At that the woman flinched and looked to Laplante. Of course, she did not understand our words; but I think she was suspicious we were laughing at her. There was a vindictive flash across her face, then the usual impenetrable expression of the Indian came over her features. I noticed that her cheeks and forehead were scarred, and a cut had laid open her upper lip from nose to teeth.
"You must know that the lady is the daughter of a chief and a fighter," whispered Louis in my ear.
I might have known she was above common rank from the extraordinary number of trinkets she wore. Pendants hung from her ears like the pendulum of a clock. She had a double necklace of polished bear's claws and around her waist was a girdle of agates, which to me proclaimed that she was of a far-western tribe. In the girdle was an ivory-handled knife, which had doubtless given as many scars as its owner displayed.
"What tribe, Louis?" I asked.
"I'll be hanged, now, if I'm not jealous," he began. "You'll stare the lady out of countenance——" But at this moment the Indian who had come up the bank behind us came round and interrupted Laplante's merriment by tossing a piece of bethumbed paper between my comrade's knees.
"The deuce!" exclaimed Louis, bulging his tongue into one cheek and glancing at me with a queer, quizzical look as he unfolded and read the paper.
If he had not spoken I might not have turned; but having turned I could not but notice two things. Louis jerked back from me, as if I might try to read the soiled note in his hand, and in raising the paper displayed on the back the stamp of the commissariat department from Quebec Citadel.
Neither Laplante's suppressed surprise, nor my observations of his movement, escaped the big squaw. She came quickly round the fire to us both.
"Give me that," she commanded, holding out her hand to the French youth.

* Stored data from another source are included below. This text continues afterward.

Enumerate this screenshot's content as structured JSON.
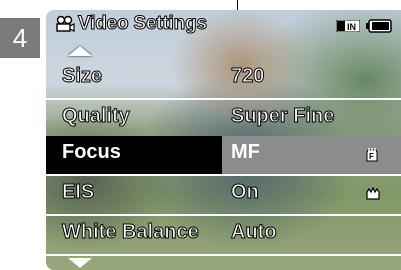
{
  "step": "4",
  "title": "Video Settings",
  "icons": {
    "camera": "video-camera-icon",
    "in_indicator": "IN",
    "battery": "battery-icon",
    "focus_mf": "manual-focus-icon",
    "eis": "anti-shake-hand-icon"
  },
  "rows": [
    {
      "label": "Size",
      "value": "720"
    },
    {
      "label": "Quality",
      "value": "Super Fine"
    },
    {
      "label": "Focus",
      "value": "MF"
    },
    {
      "label": "EIS",
      "value": "On"
    },
    {
      "label": "White Balance",
      "value": "Auto"
    }
  ],
  "selected_row": "Focus"
}
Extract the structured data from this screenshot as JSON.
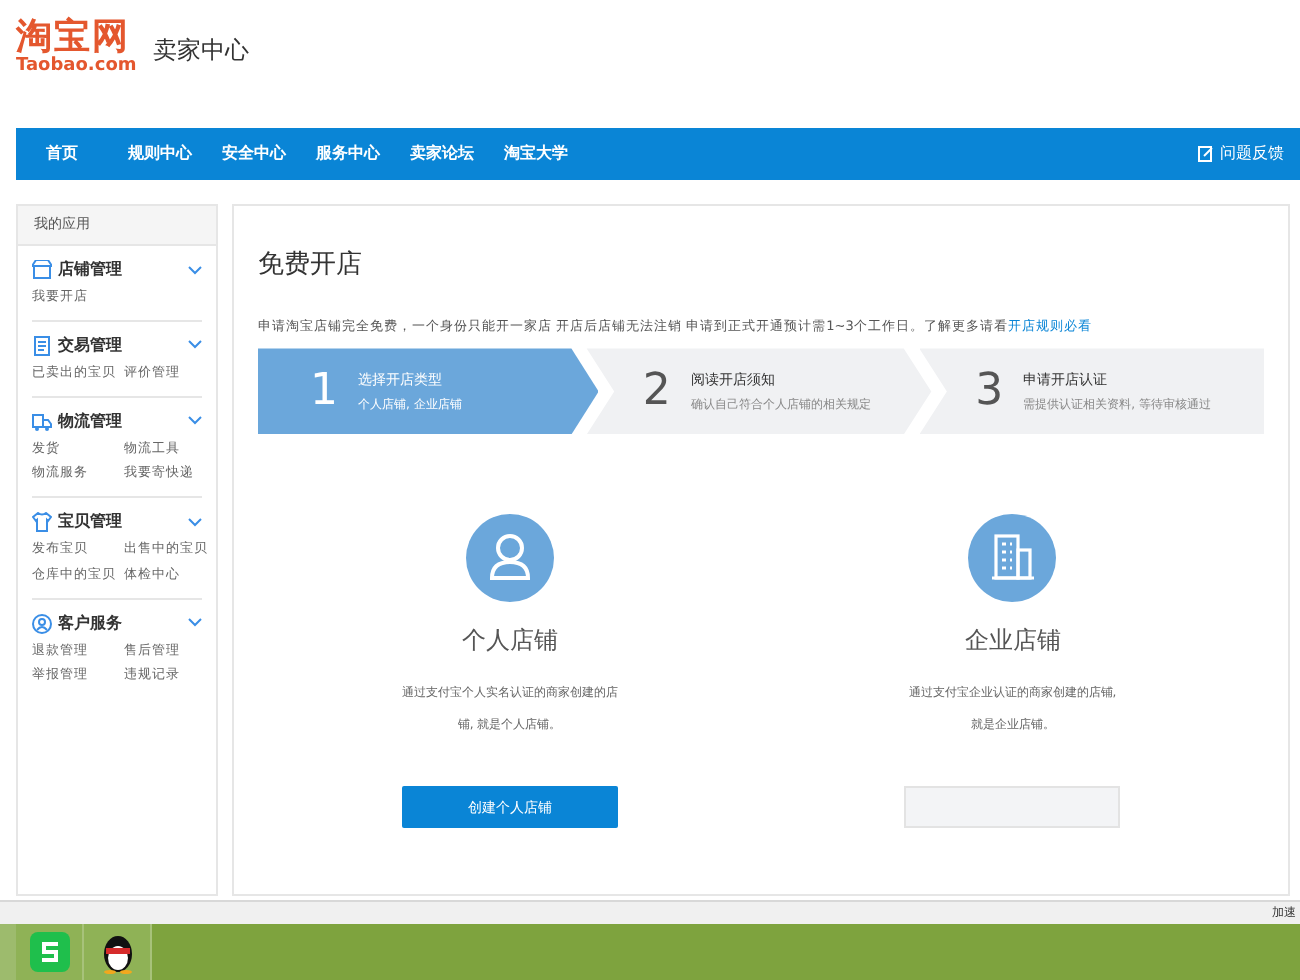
{
  "header": {
    "logo": "淘宝网",
    "logo_sub": "Taobao.com",
    "title": "卖家中心"
  },
  "nav": {
    "items": [
      "首页",
      "规则中心",
      "安全中心",
      "服务中心",
      "卖家论坛",
      "淘宝大学"
    ],
    "feedback": "问题反馈"
  },
  "sidebar": {
    "title": "我的应用",
    "groups": [
      {
        "kind": "shop",
        "title": "店铺管理",
        "expanded": true,
        "links": [
          "我要开店"
        ]
      },
      {
        "kind": "trade",
        "title": "交易管理",
        "expanded": true,
        "links": [
          "已卖出的宝贝",
          "评价管理"
        ]
      },
      {
        "kind": "logistics",
        "title": "物流管理",
        "expanded": true,
        "links": [
          "发货",
          "物流工具",
          "物流服务",
          "我要寄快递"
        ]
      },
      {
        "kind": "goods",
        "title": "宝贝管理",
        "expanded": true,
        "links": [
          "发布宝贝",
          "出售中的宝贝",
          "仓库中的宝贝",
          "体检中心"
        ]
      },
      {
        "kind": "service",
        "title": "客户服务",
        "expanded": true,
        "links": [
          "退款管理",
          "售后管理",
          "举报管理",
          "违规记录"
        ]
      }
    ]
  },
  "main": {
    "title": "免费开店",
    "notice": "申请淘宝店铺完全免费，一个身份只能开一家店 开店后店铺无法注销 申请到正式开通预计需1~3个工作日。了解更多请看",
    "notice_link": "开店规则必看",
    "steps": [
      {
        "number": "1",
        "title": "选择开店类型",
        "desc": "个人店铺, 企业店铺",
        "selected": true
      },
      {
        "number": "2",
        "title": "阅读开店须知",
        "desc": "确认自己符合个人店铺的相关规定",
        "selected": false
      },
      {
        "number": "3",
        "title": "申请开店认证",
        "desc": "需提供认证相关资料, 等待审核通过",
        "selected": false
      }
    ],
    "options": [
      {
        "kind": "person",
        "title": "个人店铺",
        "desc": "通过支付宝个人实名认证的商家创建的店铺, 就是个人店铺。",
        "button": "创建个人店铺"
      },
      {
        "kind": "company",
        "title": "企业店铺",
        "desc": "通过支付宝企业认证的商家创建的店铺, 就是企业店铺。"
      }
    ]
  },
  "status_bar": {
    "text": "加速"
  },
  "taskbar": {
    "apps": [
      {
        "kind": "wps"
      },
      {
        "kind": "qq"
      }
    ]
  }
}
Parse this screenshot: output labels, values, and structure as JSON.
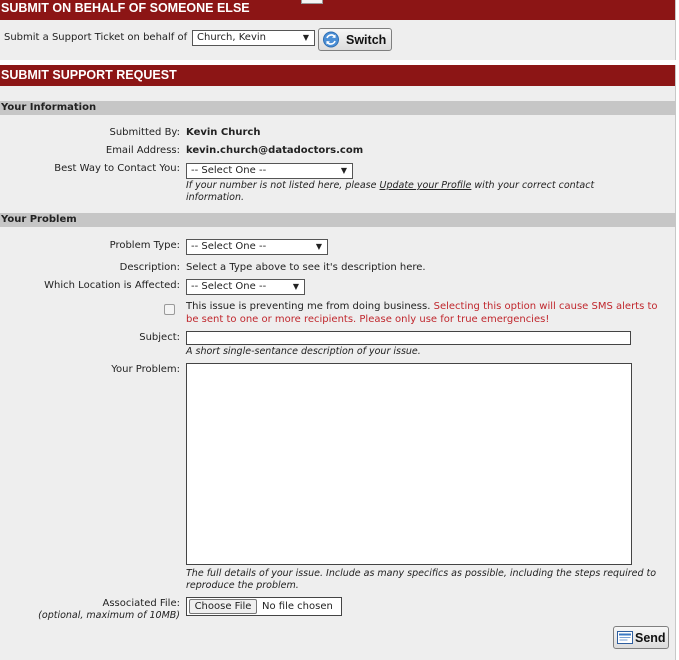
{
  "on_behalf": {
    "header": "SUBMIT ON BEHALF OF SOMEONE ELSE",
    "label": "Submit a Support Ticket on behalf of",
    "selected_user": "Church, Kevin",
    "switch_label": "Switch",
    "switch_icon": "refresh-icon"
  },
  "support_request": {
    "header": "SUBMIT SUPPORT REQUEST"
  },
  "your_information": {
    "title": "Your Information",
    "submitted_by_label": "Submitted By:",
    "submitted_by_value": "Kevin Church",
    "email_label": "Email Address:",
    "email_value": "kevin.church@datadoctors.com",
    "contact_label": "Best Way to Contact You:",
    "contact_selected": "-- Select One --",
    "contact_note_before": "If your number is not listed here, please",
    "contact_note_link": "Update your Profile",
    "contact_note_after": "with your correct contact information."
  },
  "your_problem": {
    "title": "Your Problem",
    "problem_type_label": "Problem Type:",
    "problem_type_selected": "-- Select One --",
    "description_label": "Description:",
    "description_value": "Select a Type above to see it's description here.",
    "location_label": "Which Location is Affected:",
    "location_selected": "-- Select One --",
    "business_text": "This issue is preventing me from doing business.",
    "business_warning": "Selecting this option will cause SMS alerts to be sent to one or more recipients. Please only use for true emergencies!",
    "subject_label": "Subject:",
    "subject_value": "",
    "subject_note": "A short single-sentance description of your issue.",
    "problem_label": "Your Problem:",
    "problem_value": "",
    "problem_note": "The full details of your issue. Include as many specifics as possible, including the steps required to reproduce the problem.",
    "file_label": "Associated File:",
    "file_note": "(optional, maximum of 10MB)",
    "file_button": "Choose File",
    "file_status": "No file chosen",
    "send_label": "Send",
    "send_icon": "envelope-icon"
  },
  "colors": {
    "header_bar": "#8c1515",
    "section_bar": "#c6c6c6",
    "warning_text": "#c0272d"
  }
}
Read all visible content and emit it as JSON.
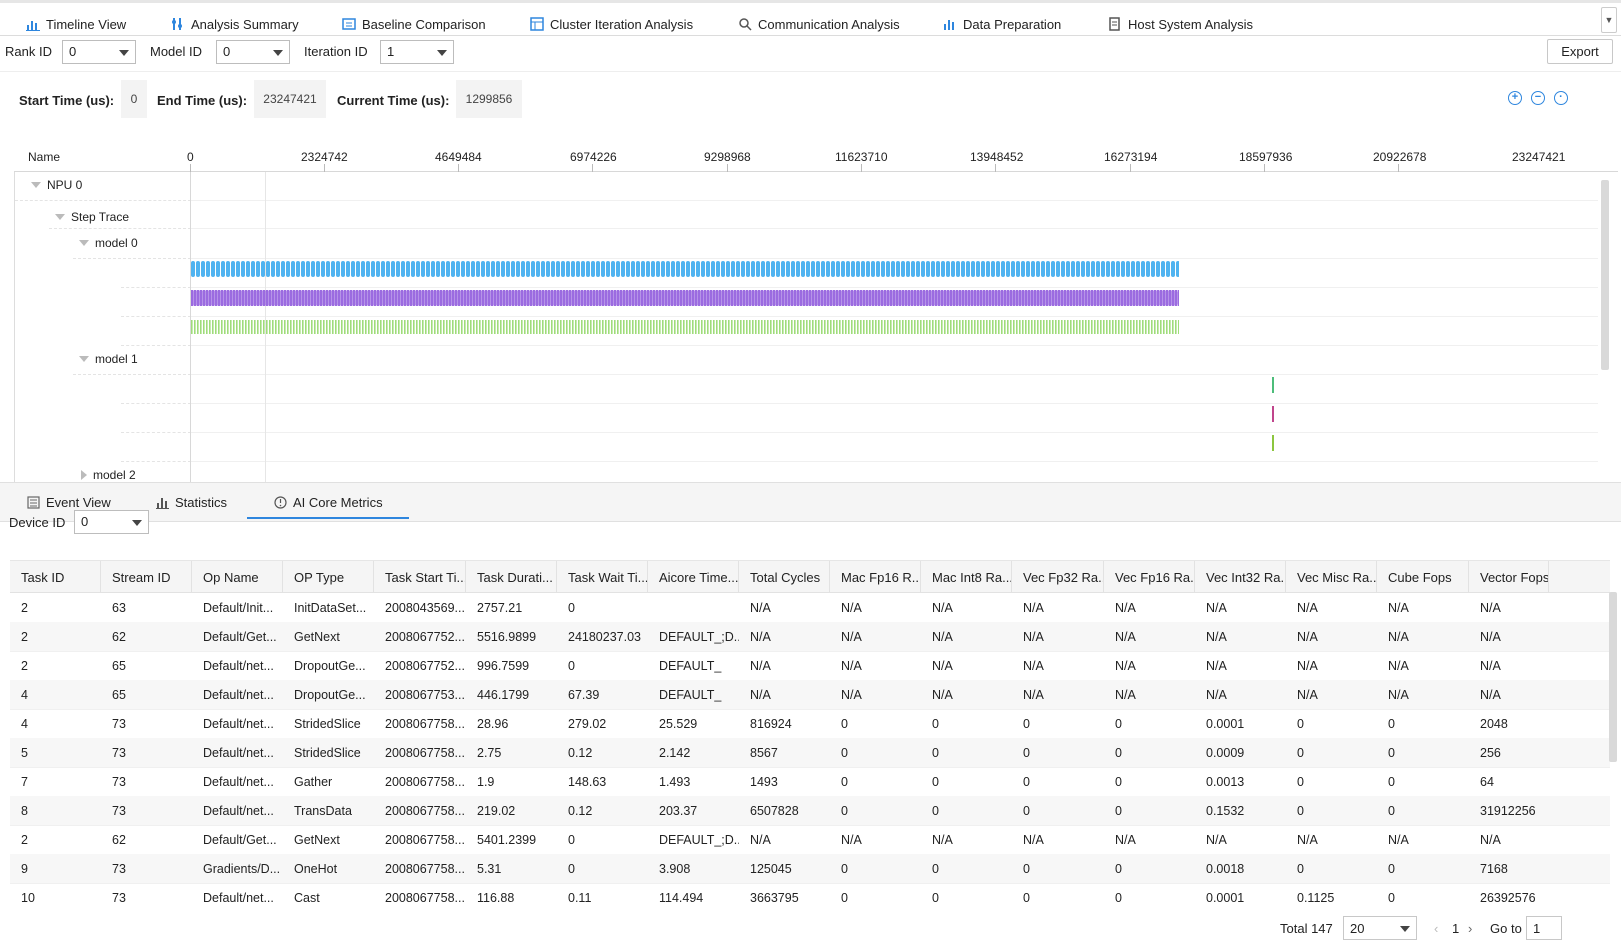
{
  "top_tabs": [
    {
      "label": "Timeline View",
      "icon": "timeline-icon"
    },
    {
      "label": "Analysis Summary",
      "icon": "summary-icon"
    },
    {
      "label": "Baseline Comparison",
      "icon": "baseline-icon"
    },
    {
      "label": "Cluster Iteration Analysis",
      "icon": "cluster-icon"
    },
    {
      "label": "Communication Analysis",
      "icon": "communication-icon"
    },
    {
      "label": "Data Preparation",
      "icon": "data-prep-icon"
    },
    {
      "label": "Host System Analysis",
      "icon": "host-icon"
    }
  ],
  "filters": {
    "rank_label": "Rank ID",
    "rank_value": "0",
    "model_label": "Model ID",
    "model_value": "0",
    "iteration_label": "Iteration ID",
    "iteration_value": "1",
    "export_label": "Export"
  },
  "time_info": {
    "start_label": "Start Time (us):",
    "start_value": "0",
    "end_label": "End Time (us):",
    "end_value": "23247421",
    "current_label": "Current Time (us):",
    "current_value": "1299856"
  },
  "ruler": {
    "name_label": "Name",
    "ticks": [
      "0",
      "2324742",
      "4649484",
      "6974226",
      "9298968",
      "11623710",
      "13948452",
      "16273194",
      "18597936",
      "20922678",
      "23247421"
    ]
  },
  "tree": {
    "npu": "NPU 0",
    "step_trace": "Step Trace",
    "model0": "model 0",
    "model1": "model 1",
    "model2": "model 2"
  },
  "colors": {
    "accent": "#2e86de",
    "bar_blue": "#4fb3f0",
    "bar_purple": "#9b6be0",
    "bar_green": "#9fdc7a",
    "mark_green": "#4dbd7a",
    "mark_pink": "#c0458c",
    "mark_olive": "#8cc63f"
  },
  "bottom_tabs": [
    {
      "label": "Event View",
      "icon": "event-view-icon"
    },
    {
      "label": "Statistics",
      "icon": "statistics-icon"
    },
    {
      "label": "AI Core Metrics",
      "icon": "ai-core-icon"
    }
  ],
  "device": {
    "label": "Device ID",
    "value": "0"
  },
  "table": {
    "columns": [
      "Task ID",
      "Stream ID",
      "Op Name",
      "OP Type",
      "Task Start Ti...",
      "Task Durati...",
      "Task Wait Ti...",
      "Aicore Time...",
      "Total Cycles",
      "Mac Fp16 R...",
      "Mac Int8 Ra...",
      "Vec Fp32 Ra...",
      "Vec Fp16 Ra...",
      "Vec Int32 Ra...",
      "Vec Misc Ra...",
      "Cube Fops",
      "Vector Fops"
    ],
    "rows": [
      [
        "2",
        "63",
        "Default/Init...",
        "InitDataSet...",
        "2008043569...",
        "2757.21",
        "0",
        "",
        "N/A",
        "N/A",
        "N/A",
        "N/A",
        "N/A",
        "N/A",
        "N/A",
        "N/A",
        "N/A"
      ],
      [
        "2",
        "62",
        "Default/Get...",
        "GetNext",
        "2008067752...",
        "5516.9899",
        "24180237.03",
        "DEFAULT_;D...",
        "N/A",
        "N/A",
        "N/A",
        "N/A",
        "N/A",
        "N/A",
        "N/A",
        "N/A",
        "N/A"
      ],
      [
        "2",
        "65",
        "Default/net...",
        "DropoutGe...",
        "2008067752...",
        "996.7599",
        "0",
        "DEFAULT_",
        "N/A",
        "N/A",
        "N/A",
        "N/A",
        "N/A",
        "N/A",
        "N/A",
        "N/A",
        "N/A"
      ],
      [
        "4",
        "65",
        "Default/net...",
        "DropoutGe...",
        "2008067753...",
        "446.1799",
        "67.39",
        "DEFAULT_",
        "N/A",
        "N/A",
        "N/A",
        "N/A",
        "N/A",
        "N/A",
        "N/A",
        "N/A",
        "N/A"
      ],
      [
        "4",
        "73",
        "Default/net...",
        "StridedSlice",
        "2008067758...",
        "28.96",
        "279.02",
        "25.529",
        "816924",
        "0",
        "0",
        "0",
        "0",
        "0.0001",
        "0",
        "0",
        "2048"
      ],
      [
        "5",
        "73",
        "Default/net...",
        "StridedSlice",
        "2008067758...",
        "2.75",
        "0.12",
        "2.142",
        "8567",
        "0",
        "0",
        "0",
        "0",
        "0.0009",
        "0",
        "0",
        "256"
      ],
      [
        "7",
        "73",
        "Default/net...",
        "Gather",
        "2008067758...",
        "1.9",
        "148.63",
        "1.493",
        "1493",
        "0",
        "0",
        "0",
        "0",
        "0.0013",
        "0",
        "0",
        "64"
      ],
      [
        "8",
        "73",
        "Default/net...",
        "TransData",
        "2008067758...",
        "219.02",
        "0.12",
        "203.37",
        "6507828",
        "0",
        "0",
        "0",
        "0",
        "0.1532",
        "0",
        "0",
        "31912256"
      ],
      [
        "2",
        "62",
        "Default/Get...",
        "GetNext",
        "2008067758...",
        "5401.2399",
        "0",
        "DEFAULT_;D...",
        "N/A",
        "N/A",
        "N/A",
        "N/A",
        "N/A",
        "N/A",
        "N/A",
        "N/A",
        "N/A"
      ],
      [
        "9",
        "73",
        "Gradients/D...",
        "OneHot",
        "2008067758...",
        "5.31",
        "0",
        "3.908",
        "125045",
        "0",
        "0",
        "0",
        "0",
        "0.0018",
        "0",
        "0",
        "7168"
      ],
      [
        "10",
        "73",
        "Default/net...",
        "Cast",
        "2008067758...",
        "116.88",
        "0.11",
        "114.494",
        "3663795",
        "0",
        "0",
        "0",
        "0",
        "0.0001",
        "0.1125",
        "0",
        "26392576"
      ]
    ]
  },
  "pagination": {
    "total": "Total 147",
    "page_size": "20",
    "current_page": "1",
    "goto_label": "Go to",
    "goto_value": "1"
  }
}
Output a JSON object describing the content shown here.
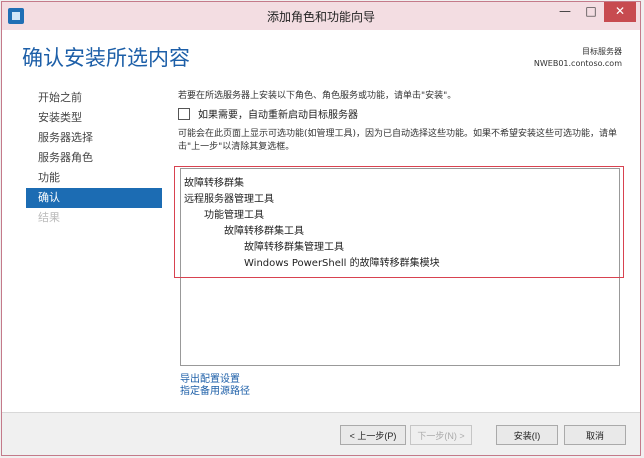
{
  "window": {
    "title": "添加角色和功能向导"
  },
  "header": {
    "page_title": "确认安装所选内容",
    "target_server_label": "目标服务器",
    "target_server_value": "NWEB01.contoso.com"
  },
  "nav": [
    {
      "label": "开始之前"
    },
    {
      "label": "安装类型"
    },
    {
      "label": "服务器选择"
    },
    {
      "label": "服务器角色"
    },
    {
      "label": "功能"
    },
    {
      "label": "确认"
    },
    {
      "label": "结果"
    }
  ],
  "content": {
    "intro": "若要在所选服务器上安装以下角色、角色服务或功能，请单击\"安装\"。",
    "restart_label": "如果需要，自动重新启动目标服务器",
    "note": "可能会在此页面上显示可选功能(如管理工具)，因为已自动选择这些功能。如果不希望安装这些可选功能，请单击\"上一步\"以清除其复选框。",
    "features": [
      {
        "label": "故障转移群集"
      },
      {
        "label": "远程服务器管理工具"
      },
      {
        "label": "功能管理工具"
      },
      {
        "label": "故障转移群集工具"
      },
      {
        "label": "故障转移群集管理工具"
      },
      {
        "label": "Windows PowerShell 的故障转移群集模块"
      }
    ],
    "links": {
      "export": "导出配置设置",
      "alternate": "指定备用源路径"
    }
  },
  "footer": {
    "prev": "< 上一步(P)",
    "next": "下一步(N) >",
    "install": "安装(I)",
    "cancel": "取消"
  }
}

"The deuce I will," he returned, twisting the paper up in his clenched fist. Half in jest, half in earnest, just as Louis used to be punished at the seminary, she gave him a prompt box on the ear. He took it in perfect good-nature. And the whole encampment laughed. The squaw went back to the other side of the fire. Laplante leaned forward and threw the paper towards the flames; but without his knowledge, he overshot the mark; and when the trader was looking elsewhere the big squaw stooped, picked up the coveted note and slipped it into her skirt pocket.